Est-ce de mon chaos que tu parles, mon Ange, quand tu évoques les fins?
Tes charmes ont toujours fait désordre, comme tes chignons, quand tu les fais. Ca ressemble aux chutes d'eaux, aux gerbes de vapeurs, et au fer, tout à la foi. Les spirales sans enfers, sans vices, sans calculs. Débordantes, abandonnées, et ces mèches qui effleurent ostensiblement tes vertèbres...

Obsidiennes, et joueuses, ces mèches qui lancent leurs ombres à l'assaut de ta peau. Et puis.
Les marques abstraites, intemporelles, de bourreaux qui pourraient n'être qu'égaux à moi.

C'est comme si tu t'en moquais. Certes, tu n'as rien des rêveurs. Ce que renvoie ton miroir ne laisse la place à rien d'autre que toi. Rien au delà du bout de ton nez- on t'en excuse, on t'en envie.
C'est toi le martyr. C'est vrai, ils n'ont qu'à rêver. On a tout fait pour, et ce serait justice que, juste une fois, ils nous rêvent sans paresse.

Dolohov orientait les angles de son sourire à l'opposé de son interlocutrice, là où l'illusion d'une ombre subsistait. Et ce fut bref. Il tourna vers elle ses prunelles argent -à défaut d'être vives- ravivées, peut-être, par les éclats de flammes qu'on ne précisera pas.

Le feu projette l'Ombre. Nul n'existe, sans éclat, c'est vrai. Et je crois avoir tenté de te montrer, voilà longtemps. Tu devais avoir 18ans, tes lèvres, à ce moment là, ne souffraient encore que je les approche. Mais ça n'a pas duré, et aujourd'hui, il me semble que c'est un baiser qui reste accroché, là où quelqu'un a achevé ses découpes.
Une fine ligne blanche, un trait de contour. Celui qui a fini de te jeter dans mes bras.

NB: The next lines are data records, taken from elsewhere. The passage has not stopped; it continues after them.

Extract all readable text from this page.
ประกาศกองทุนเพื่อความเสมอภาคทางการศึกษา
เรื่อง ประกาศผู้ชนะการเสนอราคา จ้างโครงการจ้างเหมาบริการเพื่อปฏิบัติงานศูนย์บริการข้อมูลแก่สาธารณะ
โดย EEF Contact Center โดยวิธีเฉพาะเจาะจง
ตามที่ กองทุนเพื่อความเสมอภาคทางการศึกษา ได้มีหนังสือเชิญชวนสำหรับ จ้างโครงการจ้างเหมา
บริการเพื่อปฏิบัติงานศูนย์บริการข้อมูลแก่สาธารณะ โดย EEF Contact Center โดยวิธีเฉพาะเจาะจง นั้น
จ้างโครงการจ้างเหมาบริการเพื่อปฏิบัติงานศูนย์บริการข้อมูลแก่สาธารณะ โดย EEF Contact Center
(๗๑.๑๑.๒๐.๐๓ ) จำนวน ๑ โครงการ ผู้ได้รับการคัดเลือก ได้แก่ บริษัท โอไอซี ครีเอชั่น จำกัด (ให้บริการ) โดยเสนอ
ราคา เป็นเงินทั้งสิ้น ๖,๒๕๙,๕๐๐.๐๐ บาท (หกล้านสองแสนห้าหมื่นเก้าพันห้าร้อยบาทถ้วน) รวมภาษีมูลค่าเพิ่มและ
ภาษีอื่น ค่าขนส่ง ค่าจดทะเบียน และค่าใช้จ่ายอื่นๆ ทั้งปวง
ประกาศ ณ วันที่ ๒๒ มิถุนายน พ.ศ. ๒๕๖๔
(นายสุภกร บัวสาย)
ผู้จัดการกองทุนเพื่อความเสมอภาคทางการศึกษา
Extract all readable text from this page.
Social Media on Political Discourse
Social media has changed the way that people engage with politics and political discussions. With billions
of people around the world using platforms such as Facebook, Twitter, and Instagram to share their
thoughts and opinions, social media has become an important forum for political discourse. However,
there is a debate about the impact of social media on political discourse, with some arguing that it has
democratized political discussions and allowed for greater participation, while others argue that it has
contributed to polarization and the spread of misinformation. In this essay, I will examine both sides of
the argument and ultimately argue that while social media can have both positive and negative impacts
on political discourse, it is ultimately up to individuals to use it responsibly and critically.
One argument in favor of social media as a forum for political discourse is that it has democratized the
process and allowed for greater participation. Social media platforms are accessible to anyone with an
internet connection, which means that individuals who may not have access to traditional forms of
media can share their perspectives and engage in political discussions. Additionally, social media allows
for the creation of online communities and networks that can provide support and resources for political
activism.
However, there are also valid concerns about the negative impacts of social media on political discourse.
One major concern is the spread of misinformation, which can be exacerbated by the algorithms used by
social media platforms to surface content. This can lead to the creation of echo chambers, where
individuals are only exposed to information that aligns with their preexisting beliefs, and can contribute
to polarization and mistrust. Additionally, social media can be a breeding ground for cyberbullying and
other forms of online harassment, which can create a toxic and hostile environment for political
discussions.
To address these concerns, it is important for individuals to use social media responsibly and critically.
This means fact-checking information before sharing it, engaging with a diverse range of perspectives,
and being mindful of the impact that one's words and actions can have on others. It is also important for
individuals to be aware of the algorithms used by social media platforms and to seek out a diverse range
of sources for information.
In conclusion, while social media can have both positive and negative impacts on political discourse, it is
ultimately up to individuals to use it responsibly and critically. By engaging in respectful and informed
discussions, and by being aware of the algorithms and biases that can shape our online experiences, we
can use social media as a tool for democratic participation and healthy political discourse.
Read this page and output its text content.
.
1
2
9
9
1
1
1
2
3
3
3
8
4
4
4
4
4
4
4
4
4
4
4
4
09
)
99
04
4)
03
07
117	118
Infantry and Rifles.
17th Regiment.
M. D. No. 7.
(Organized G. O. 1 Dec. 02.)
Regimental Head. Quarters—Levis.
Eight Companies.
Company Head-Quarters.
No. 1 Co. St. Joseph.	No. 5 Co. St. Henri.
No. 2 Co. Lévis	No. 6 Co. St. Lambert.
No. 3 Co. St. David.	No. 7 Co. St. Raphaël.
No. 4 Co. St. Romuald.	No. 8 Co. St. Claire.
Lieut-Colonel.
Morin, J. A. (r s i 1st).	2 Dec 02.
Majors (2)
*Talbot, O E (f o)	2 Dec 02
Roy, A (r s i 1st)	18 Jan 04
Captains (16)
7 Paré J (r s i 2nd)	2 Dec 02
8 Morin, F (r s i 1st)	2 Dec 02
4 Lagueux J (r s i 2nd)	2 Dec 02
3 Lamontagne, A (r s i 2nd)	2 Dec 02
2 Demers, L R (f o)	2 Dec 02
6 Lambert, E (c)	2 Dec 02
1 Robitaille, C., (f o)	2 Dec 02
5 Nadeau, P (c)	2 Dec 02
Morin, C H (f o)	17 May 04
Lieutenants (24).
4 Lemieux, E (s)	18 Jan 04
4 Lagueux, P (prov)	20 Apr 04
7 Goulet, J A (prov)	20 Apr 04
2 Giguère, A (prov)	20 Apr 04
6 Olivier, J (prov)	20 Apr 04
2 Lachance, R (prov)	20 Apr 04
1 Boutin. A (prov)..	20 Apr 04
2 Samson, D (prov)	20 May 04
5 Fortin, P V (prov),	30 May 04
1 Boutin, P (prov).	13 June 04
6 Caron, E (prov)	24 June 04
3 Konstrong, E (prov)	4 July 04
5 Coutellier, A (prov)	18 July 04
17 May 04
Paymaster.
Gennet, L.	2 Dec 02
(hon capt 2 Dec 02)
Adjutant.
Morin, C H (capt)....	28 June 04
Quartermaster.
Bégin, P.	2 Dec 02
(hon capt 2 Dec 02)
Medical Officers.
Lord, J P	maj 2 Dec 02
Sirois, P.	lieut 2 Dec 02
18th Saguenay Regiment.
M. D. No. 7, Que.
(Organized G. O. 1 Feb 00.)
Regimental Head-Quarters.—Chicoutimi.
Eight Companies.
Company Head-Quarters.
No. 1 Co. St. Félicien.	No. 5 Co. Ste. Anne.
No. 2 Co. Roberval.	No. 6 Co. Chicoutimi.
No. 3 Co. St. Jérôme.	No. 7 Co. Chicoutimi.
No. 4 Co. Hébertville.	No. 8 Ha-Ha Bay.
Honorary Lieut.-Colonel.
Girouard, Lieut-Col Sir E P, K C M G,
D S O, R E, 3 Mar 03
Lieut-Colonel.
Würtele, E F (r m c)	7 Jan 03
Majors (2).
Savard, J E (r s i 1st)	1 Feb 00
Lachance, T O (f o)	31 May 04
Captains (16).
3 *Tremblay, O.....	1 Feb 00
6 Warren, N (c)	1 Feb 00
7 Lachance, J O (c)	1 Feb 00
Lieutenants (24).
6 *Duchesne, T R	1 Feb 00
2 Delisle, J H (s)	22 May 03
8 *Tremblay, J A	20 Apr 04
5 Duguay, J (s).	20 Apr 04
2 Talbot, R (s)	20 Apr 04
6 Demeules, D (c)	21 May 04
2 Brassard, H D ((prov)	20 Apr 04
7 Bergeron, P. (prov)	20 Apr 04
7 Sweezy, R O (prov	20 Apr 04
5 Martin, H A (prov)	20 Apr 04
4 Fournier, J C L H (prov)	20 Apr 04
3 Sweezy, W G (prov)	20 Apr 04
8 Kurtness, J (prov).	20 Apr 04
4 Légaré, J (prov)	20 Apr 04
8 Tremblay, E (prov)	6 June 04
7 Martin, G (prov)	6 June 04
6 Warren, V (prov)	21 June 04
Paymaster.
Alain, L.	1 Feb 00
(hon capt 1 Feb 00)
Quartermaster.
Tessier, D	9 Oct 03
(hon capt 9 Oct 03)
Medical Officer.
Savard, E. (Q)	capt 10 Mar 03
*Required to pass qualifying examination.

Elle avait dû oublier. C'était peut-être un moyen de survivre mentalement. Renier qu'il y avait eu choix, transgression, à ce moment là? Qu'importe.
Marlyn parlait de spires – même ces fils semblaient l'agresser. Cela sans doute faisait partie de la quantité de choses que Dolohov ne pouvait appréhender. Les limites qu'entraine un pouvoir trop haut pour être contrôlé correctement. Avait-elle été analysée? Comment se situaient volonté et créativité dans son cercle de pouvoir? Ou était la faille, l'explication? Ce n'était donc pas une légende, la Dame chantait-elle dans les spires?

Le mentaï voulut l'interrompre, mais elle continuait, la voix étrangement distante. Il nota l'imparfait, comme une victoire personnelle, et une forme de mise en garde. Trop de choses dénotaient la non-perfection, l'étendaient depuis un temps relatif sur ce qu'il croyait contrôler au mieux. Nota son propre imparfait, plus lâchement, les paupières clauses, le dos calfeutré dans le canapé.
Canapé dont le velours se mit à gémir- oh, sans vulgarité, sans douleurs. Juste comme un prélude.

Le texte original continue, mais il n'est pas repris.